A response to his victimhood analysis
By Matthew Fraser, Opinions Editor
Arguing against economic bailouts by using political sadism seems like a bad idea.
There has long been a section of the conservative right that loathes the “Welfare Queen”: a fictionalized woman, usually black, who failed her way through life, pumps out some kids, and seeks to live the rest of her days on government handouts. This stereotype was first brought to fame by Ronald Reagan and based on a Chicago woman named Linda Taylor. However, in the long years since Reagan, the conservative ideology has maintained, upheld, and refined the image of the welfare queen. The modern Republican Party resurrects and trots this image around frequently to highlight the supposed unfairness of a system that suckles the lazy by stealing from the working. The image is used to express a weakness in society and a sinister rot that will bring America to its knees and though the very Chicago newspaper that birthed the myth has reiterated its non-existence, the specter is still trotted out for votes.
In more recent years, a new boogeyman has risen to the fore for conservatives to decry and loathe. This one is constantly overcome with emotions, frequently censorious, overbearingly restrictive, and sensitive to every imagined slight. It is the spectre of the victim: one who sees the outside as conspiring and plotting to hurt them, all while engaging in what some call “the Oppression Olympics.” Where the welfare queen was lazy, the victim is self absorbed. When the welfare queen was devising new and evermore insidious ways to pull money from the government, the victim sees the government as the only answer to the swords raised against them. If the two were to fuse, the Republic would surely fall.
Enter Congressman Dan Crenshaw, a retired marine who rocketed to public fame after Pete Davidson called him a “hitman in a porno movie” and mocked the war wound that would force Crenshaw to retire. Since that joke, Crenshaw has managed to make himself a media mainstay with regular columns in many of the main conservative papers and frequent appearances on Fox News and the Joe Rogan Experience (JRE). In one such column for the Daily Wire, (posted without paywall on his Instagram page) Crenshaw rails against “victimhood” culture and labels it a cultural battle between “fortitude and fragility.” As Crenshaw throws faux culture war touchstones like The Cat in the Hat alongside parables spoken by Jesus, you can’t help but be incredulous that anyone of faith would put the two together. Yet the goal is to galvanize the right wing who thinks both the Bible and Dr. Seuss represent their heritage under attack. As he juxtaposes the “proud family man [who] might return a welfare check after getting back on his feet” against the “fully employed Americans anxiously await[ing] their $1,400 COVID payment,” it’s clear that Crenshaw wants to paint a picture of two Americas: the hard workers and the victims seeking aid.

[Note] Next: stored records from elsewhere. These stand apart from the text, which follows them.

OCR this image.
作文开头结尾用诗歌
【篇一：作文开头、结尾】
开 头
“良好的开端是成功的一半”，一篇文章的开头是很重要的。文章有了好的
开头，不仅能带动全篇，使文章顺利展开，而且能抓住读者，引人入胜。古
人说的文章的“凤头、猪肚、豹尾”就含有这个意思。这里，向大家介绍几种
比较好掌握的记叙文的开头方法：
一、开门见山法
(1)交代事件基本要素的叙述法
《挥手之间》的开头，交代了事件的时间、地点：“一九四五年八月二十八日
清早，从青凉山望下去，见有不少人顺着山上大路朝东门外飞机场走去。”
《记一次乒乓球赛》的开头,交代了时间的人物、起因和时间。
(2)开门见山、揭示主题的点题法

Maybe I have followed Crenshaw’s career for too long, but it becomes clear as this goes on that he has taken exactly the wrong lesson from his time in the forces. At one point he writes: “In the relative comforts of the modern world, where true trauma and hardship are harder and harder to come by, this affinity for victimhood narrative construction manifests in more and more ridiculous ways.” This almost exactly echoes a joke he had earlier made that the hardest thing AOC has had to do in her life is remember whether a table ordered “still or sparkling.” Setting aside that this barb was sent during an economic downturn that has decimated restaurants, the idea of belittling service workers because they weren’t soldiers is ludicrous. Unless his ideal world is one in which everyone goes through military training and sees active duty, there will be far more people whose lives mirror AOC’s than his.
In a recent return to the JRE, Crenshaw outlined his opposition to the stimulus cheques by opening with, “There is value in suffering.” When millions of people are currently facing economic ruination in your country and your state has only just recovered from a horrendous natural disaster, arguing against economic bailouts by using political sadism seems like a bad idea. In fact, after torching “lived experiences” in the aforementioned article, Crenshaw falls upon his own experiences to justify denying untold millions of Americans direct cash help. Even though 78 percent of Americans (including 64 percent of Republicans) support the cheques, apparently, the fact that some of Crenshaw’s war buddies received cheques is evidence that the government is overreaching. As I alluded to earlier, Crenshaw is convinced of the idea that the government helping people “will create a weak society that is unable to sustain itself.” Worse still, Crenshaw tries to position himself as some noble truthsayer in denying people the aid that they need. Crenshaw’s explanation was so bad that political commentator and fellow conservative Saagar Enjeti nearly blew a gasket tearing apart all the horrible ideas espoused by the congressman. It’s nice to know that there are people on the other side who also see Crenshaw’s Hunger Games society as ludicrous.
Unfortunately, the people in his district probably don’t care and likely aren’t affected by the ideas Crenshaw stands behind. Instead, it will only be the poor working class that will feel the suffering of his “pick yourself up by the bootstraps” dogma. I guess the story of kindness and generosity that is the literal foundation of both the bible and the Grinch Who Stole Christmas is irrelevant to some politicians.